Visit Details: MVRV Ratio and Mac OS X
According to a screenshot from the Amplitude analytics system, the visit parameters are as follows: the user navigated to the page with the Bitcoin: MVRV Ratio metric from google.com, using the Mac OS X operating system. The country is North Korea. The post's author suggested that on-chain analytics is now being handled by individuals close to the country's top leadership. If this guess is correct, interest in market metrics is being shown at the highest level.
It is worth noting that internet access in North Korea is a privilege for the select few. The network is mainly available to those connected to state, embassy, or military structures. This is why a visit from a North Korean IP address highly likely indicates a state agent, rather than an ordinary citizen.
Context: Cryptocurrency as an Economic Resource
By itself, a single visit does not allow for identifying the user and does not directly confirm a connection to state structures. Determining the country by IP address only indicates the network exit point, not a specific person. However, the context heightens attention to this event. North Korea regularly appears in blockchain analysts' reports regarding crypto hacker activity.

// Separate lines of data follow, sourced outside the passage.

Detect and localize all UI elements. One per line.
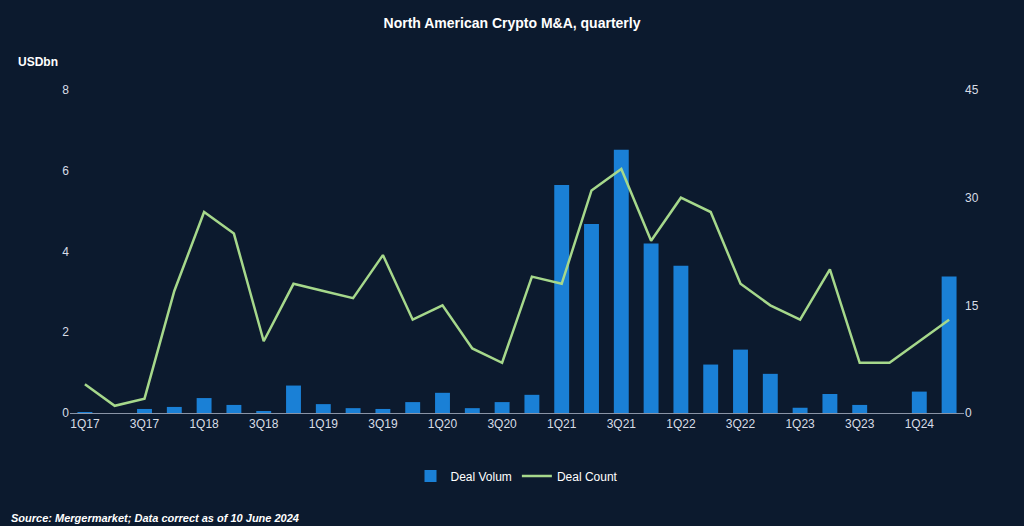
svg-text:1Q17: 1Q17 <box>70 417 100 431</box>
svg-text:3Q20: 3Q20 <box>487 417 517 431</box>
svg-text:3Q22: 3Q22 <box>726 417 756 431</box>
svg-text:3Q18: 3Q18 <box>249 417 279 431</box>
svg-text:30: 30 <box>965 191 979 205</box>
svg-text:North American Crypto M&A, qua: North American Crypto M&A, quarterly <box>384 15 641 31</box>
svg-text:0: 0 <box>965 406 972 420</box>
svg-text:3Q23: 3Q23 <box>845 417 875 431</box>
svg-text:1Q19: 1Q19 <box>309 417 339 431</box>
svg-text:1Q22: 1Q22 <box>666 417 696 431</box>
svg-text:Deal Count: Deal Count <box>557 470 618 484</box>
svg-text:1Q20: 1Q20 <box>428 417 458 431</box>
svg-text:3Q19: 3Q19 <box>368 417 398 431</box>
svg-text:3Q21: 3Q21 <box>607 417 637 431</box>
svg-text:45: 45 <box>965 83 979 97</box>
svg-text:4: 4 <box>62 245 69 259</box>
svg-text:0: 0 <box>62 406 69 420</box>
svg-text:USDbn: USDbn <box>18 55 58 69</box>
svg-text:3Q17: 3Q17 <box>130 417 160 431</box>
svg-text:Deal Volum: Deal Volum <box>451 470 512 484</box>
svg-text:1Q21: 1Q21 <box>547 417 577 431</box>
svg-text:1Q23: 1Q23 <box>785 417 815 431</box>
svg-text:1Q18: 1Q18 <box>189 417 219 431</box>
svg-text:6: 6 <box>62 164 69 178</box>
svg-text:1Q24: 1Q24 <box>905 417 935 431</box>
svg-text:8: 8 <box>62 83 69 97</box>
svg-text:15: 15 <box>965 299 979 313</box>
svg-text:Source: Mergermarket; Data cor: Source: Mergermarket; Data correct as of… <box>11 512 299 524</box>
svg-text:2: 2 <box>62 325 69 339</box>
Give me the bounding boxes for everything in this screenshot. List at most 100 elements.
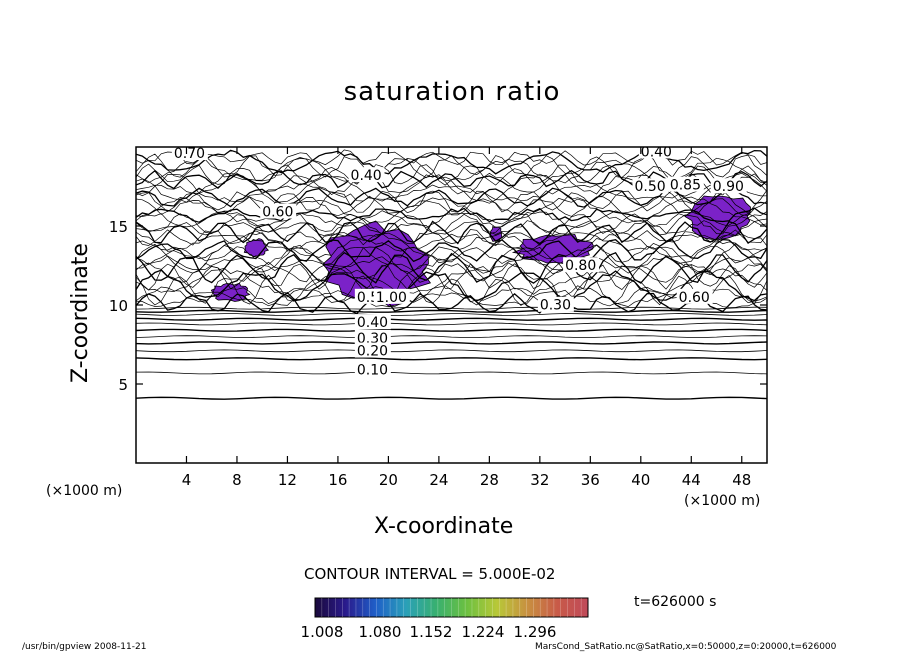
footer-program-date: /usr/bin/gpview 2008-11-21 (22, 642, 147, 652)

According to a common theory among researchers, cyber operations bring funds to the closed and sanctioned country that are difficult to obtain through legal means. As a result, digital assets have become an important economic resource for Pyongyang. Several groups are associated with Pyongyang, the most famous of which is the Lazarus Group. They are attributed with the largest crypto thefts in history, including the withdrawal of over $600 million from the Ronin network (Axie Infinity) in 2022 and the hack of the Coincheck exchange for approximately $534 million in 2018. The North Korean authorities themselves deny involvement in such attacks.
My expert commentary: Recording interest in the MVRV Ratio metric from North Korean territory is not just a curiosity, but a signal. It indicates that state hackers are moving from simply stealing assets to analyzing market cycles. They are beginning to act like professional traders, using fundamental on-chain data to choose the optimal moment to liquidate their loot. This makes them even more dangerous and difficult opponents to track.